NOAA's CPC generates seasonal precipitation forecasts by integrating statistical and dynamic modeling approaches. On the statistical side, techniques such as Canonical Correlation Analysis (CCA) and Screening Multiple Linear Regression (SMLR) establish relationships between global sea surface temperature (SST) indices to precipitation anomalies, effectively capturing teleconnection patterns like the El Niño–Southern Oscillation (ENSO) and the North Atlantic Oscillation (O'Lenic et al., 2008; NOAA Climate Prediction Center, 2021). Dynamic models, such as the Climate Forecast System (CFS) and the North American Multi-Model Ensemble (NMME), simulate coupled ocean-atmosphere processes. CFS initializes oceanic conditions using the Global Ocean Data Assimilation System (GODAS), while NMME improves forecast reliability through multi-model consensus (Kirtman et al., 2014). The NOAA CPC operationally maintains the NMME, a dynamic multimodel ensemble system comprising NCEP-CFSv2, ECCC-CanESM5, ECCC-GEM5.2-NEMO, NCAR-CESM1, NCAR-CCSM4, and NASA-GEOS-S2S-2 (NOAA Climate Prediction Center, 2025), which provides more skillful probabilistic seasonal forecasts than single-model systems (Kirtman et al., 2014). Evaluation studies have shown that NMME precipitation skill varies substantially by season, region, and lead time, with the multimodel ensemble generally outperforming individual members, and models such as CCSM4 and CFSv2 showing stronger skill in the southeastern USA (Wang, 2014; Slater et al., 2019; Becker and Van Den Dool, 2016). When raw GCM precipitation fields are used directly rather than probabilistic outlooks, postprocessing such as quantile mapping is often applied to correct systematic biases, though its effectiveness depends on the forecast objective (Zhao et al., 2017).

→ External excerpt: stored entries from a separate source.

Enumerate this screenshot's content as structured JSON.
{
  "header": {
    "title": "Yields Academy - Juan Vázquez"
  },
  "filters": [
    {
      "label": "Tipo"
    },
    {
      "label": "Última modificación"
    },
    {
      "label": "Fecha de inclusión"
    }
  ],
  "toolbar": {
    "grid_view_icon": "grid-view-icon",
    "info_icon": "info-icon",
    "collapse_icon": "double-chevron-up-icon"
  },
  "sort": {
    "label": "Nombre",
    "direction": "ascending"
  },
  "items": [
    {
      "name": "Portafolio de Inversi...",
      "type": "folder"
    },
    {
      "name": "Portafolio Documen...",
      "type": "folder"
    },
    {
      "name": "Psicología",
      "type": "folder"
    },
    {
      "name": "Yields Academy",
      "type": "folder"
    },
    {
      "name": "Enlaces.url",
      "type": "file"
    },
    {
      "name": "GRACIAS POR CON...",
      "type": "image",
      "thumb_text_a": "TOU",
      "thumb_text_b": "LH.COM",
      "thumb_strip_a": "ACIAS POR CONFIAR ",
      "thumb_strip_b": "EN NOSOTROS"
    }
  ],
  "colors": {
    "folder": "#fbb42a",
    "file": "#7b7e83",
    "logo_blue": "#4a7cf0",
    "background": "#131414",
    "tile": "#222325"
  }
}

Forecast skill tends to be highest when statistical and dynamical models agree, particularly during ENSO events. In contrast, when large-scale climate signals are weak, forecast skill often reverts toward climatology (Hartmann et al., 2002). Livezey and Timofeyeva (2008) observed that forecast skill generally declines with increasing lead time, except during ENSO winters when skill remains elevated. These short-term seasonal forecasts provide critical lead time for water resource managers, supporting proactive planning, optimized reservoir operations, and effective drought mitigation strategies (Peng et al., 2012).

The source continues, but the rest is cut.